А кусочек свободы перестал быть чернильно-черным. Скоро рассвет. Когда нас увезут отсюда, здесь наверняка оборудуют огневую точку. Очень удобно. В сектор обстрела попадает почти вся улица.

Я не позволяю себе думать о приятном. Если думать о приятном, можно быстро сойти с ума. Только не воспоминания. Кошмарно просыпаться после очередного красочного сна.
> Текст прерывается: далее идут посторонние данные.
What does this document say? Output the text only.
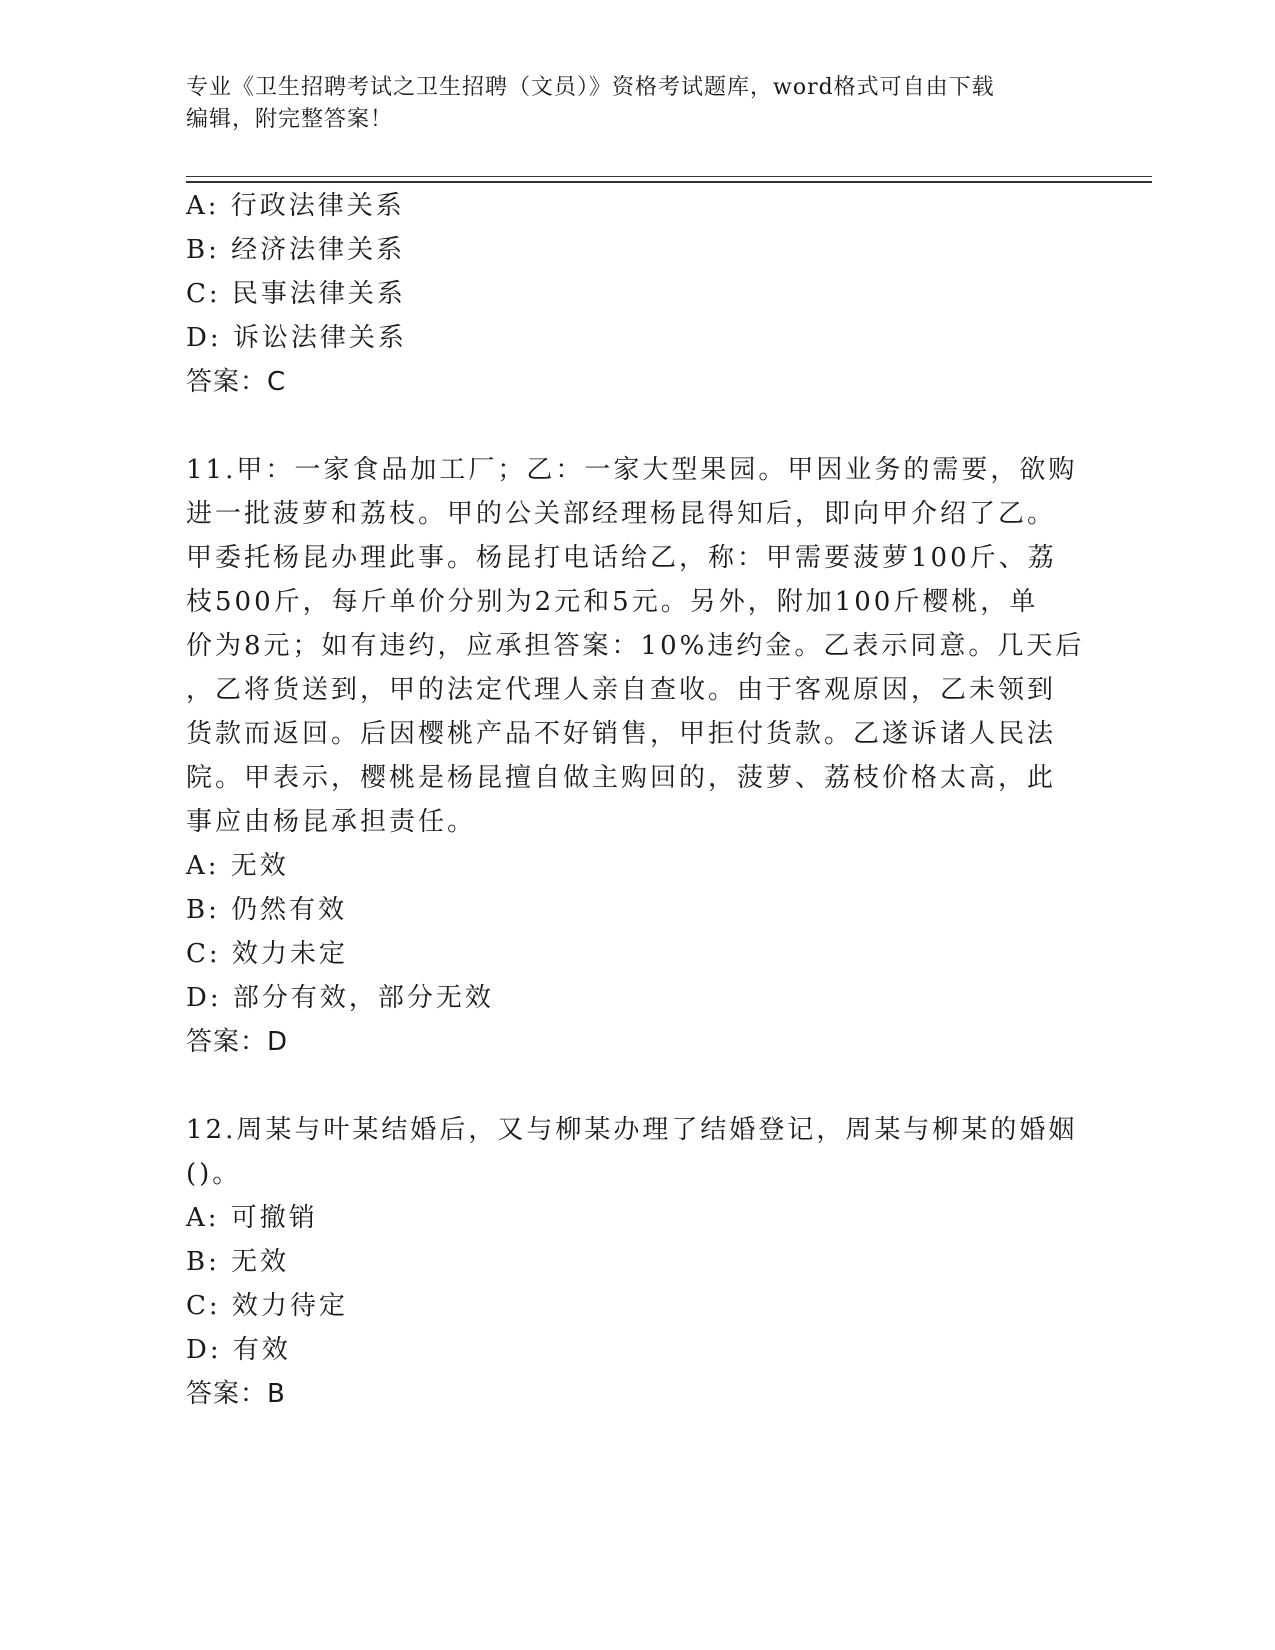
专业《卫生招聘考试之卫生招聘（文员）》资格考试题库，word格式可自由下载
编辑，附完整答案！
A: 行政法律关系
B: 经济法律关系
C: 民事法律关系
D: 诉讼法律关系
答案：C
11.甲：一家食品加工厂；乙：一家大型果园。甲因业务的需要，欲购
进一批菠萝和荔枝。甲的公关部经理杨昆得知后，即向甲介绍了乙。
甲委托杨昆办理此事。杨昆打电话给乙，称：甲需要菠萝100斤、荔
枝500斤，每斤单价分别为2元和5元。另外，附加100斤樱桃，单
价为8元；如有违约，应承担答案：10%违约金。乙表示同意。几天后
，乙将货送到，甲的法定代理人亲自查收。由于客观原因，乙未领到
货款而返回。后因樱桃产品不好销售，甲拒付货款。乙遂诉诸人民法
院。甲表示，樱桃是杨昆擅自做主购回的，菠萝、荔枝价格太高，此
事应由杨昆承担责任。
A: 无效
B: 仍然有效
C: 效力未定
D: 部分有效，部分无效
答案：D
12.周某与叶某结婚后，又与柳某办理了结婚登记，周某与柳某的婚姻
()。
A: 可撤销
B: 无效
C: 效力待定
D: 有效
答案：B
Уж лучше пусть снится продолжение дня. Если гордый — каюк. Ведь им главное — сломать, а когда внешне ломать нечего, когда им самим с тобой противно — легче. Женьке, я думаю, легче всего. Он уже ни о чем не думает. Ни о свободе. Ни о мщении. Даже о еде. Дадут — съест. Не дадут — спит. Во сне он иногда начинает мелко трястись. Так наш кот содрогался. Отец говорил, он вышел на охотничью тропу и теперь перед ним или воробей, или мышь.

Эдик уснул. Слезы облегчают жизнь. Уснул, — значит, можно спокойно подумать. Некстати свалился на нашу голову новенький. Теперь, пока его будут ломать, внимание к нам обеспечено. Они, конечно, не знают о китайском и вьетнамском способе содержания пленных, потому и действуют по старинке, по своей фашистской старинке. Сломать, растоптать, унизить, ввергнуть в бездну безразличия. Летеха правильно говорил, что азиаты изобретательней. Они несколько дней присматриваются к своим пленным, выявляют морально сильных. Их не более пяти на сто, но эти пятеро угроза всей системе содержания пленных. Их изолируют. Это потенциальные лидеры. Изолируют и усиленно охраняют, а если нет средств для содержания, просто уничтожают, а масса, лишенная вожака, инертна и занята только собственным выживанием. Тут и охрана может быть чисто номинальной. Все равно не побегут. Только время от времени надо устраивать акции устрашения. И все было хорошо. Сначала нас охраняли усиленно. Теперь только одна семья. Но с доставкой сюда новенького снова усилили охрану. Чаще стали наведываться к хозяевам. Шесть недель коту под хвост.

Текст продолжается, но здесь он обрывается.